Mama waiting for biashara in Sagana, Kenya (Photo: Niti Bhan)
This article has been co-authored with Michael Kimani @pesa_africa
Banking the unbanked is very popular right now, as financial inclusion is seen as a key milestone on the path to development. In parallel, a plethora of “cashless” or “cash lite” solutions have begun permeating the cash intensive informal economy. These can be broadly described as digital financial services aimed at financial inclusion as they leverage the popularity of the mobile phone as an affordable delivery platform. Yet, their uptake has not been as viral as hoped.
We take a closer look (i) at the challenge from the perspective of market women and micro-traders who form the backbone of informal trade in daily necessities. Without her cooperation, the mass market adoption of digital currency is highly unlikely to become a mainstream part of life. We’ll call her Mama Biashara, from the Swahili word biashara meaning commerce, trade or business.
The United Nations defines the goals (ii) of financial inclusion as follows:
- Access at a reasonable cost for all households to a full range of financial services, including savings or deposit services, payment and transfer services, credit and insurance;
- Sound and safe institutions governed by clear regulation and industry performance standards;
- Financial and institutional sustainability, to ensure continuity and certainty of investment; and
- Competition to ensure choice and affordability for clients.
Myth 1: Mama Biashara is financially excluded
All of this assumes that Mama Biashara has no option (iii) but to stuff her savings under the mattress. Since Kenya is the world’s leader in digital financial solutions for the unbanked, grabbing visibility with the undisputed success of its M-Pesa mobile money platform, we decided to choose its context for our analysis. Given below are the various financial services and tools available to Mama in the rural context, placed along a continuum from most informal to most formal.

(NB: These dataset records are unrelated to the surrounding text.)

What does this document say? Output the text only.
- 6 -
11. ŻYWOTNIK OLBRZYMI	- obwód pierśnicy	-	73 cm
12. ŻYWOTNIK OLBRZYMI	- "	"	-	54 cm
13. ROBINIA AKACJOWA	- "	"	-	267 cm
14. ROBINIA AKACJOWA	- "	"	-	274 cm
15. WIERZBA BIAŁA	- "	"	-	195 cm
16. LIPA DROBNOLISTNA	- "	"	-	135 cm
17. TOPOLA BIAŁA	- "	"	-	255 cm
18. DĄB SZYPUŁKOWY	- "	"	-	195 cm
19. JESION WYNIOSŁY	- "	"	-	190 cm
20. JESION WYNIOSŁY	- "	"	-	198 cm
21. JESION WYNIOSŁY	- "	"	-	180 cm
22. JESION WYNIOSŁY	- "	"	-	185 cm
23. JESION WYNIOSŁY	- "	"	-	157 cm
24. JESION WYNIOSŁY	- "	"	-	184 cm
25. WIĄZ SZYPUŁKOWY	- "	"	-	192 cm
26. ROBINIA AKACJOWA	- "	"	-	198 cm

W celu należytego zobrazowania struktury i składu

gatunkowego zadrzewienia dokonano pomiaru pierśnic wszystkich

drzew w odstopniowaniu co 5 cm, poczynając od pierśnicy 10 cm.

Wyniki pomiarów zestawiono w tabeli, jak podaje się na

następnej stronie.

As you can see, Mama has a large variety of solutions that she avails for her financial needs – its just that they can’t all be classified as “formal”. Yet, technically, by the UN’s definition given above, can we actually say that Mama Biashara is financially excluded from “Access at a reasonable cost to a full range of financial services, including savings or deposit services, payment and transfer services, credit and insurance”? Many of these locally grown alternatives such as Chama*, ROSCA* or ASCA* have been institutionalized in the Kenyan context, able to match the UN goals for points (2) and (3) as well as proving to be valid and viable competition offering choice and affordability (4).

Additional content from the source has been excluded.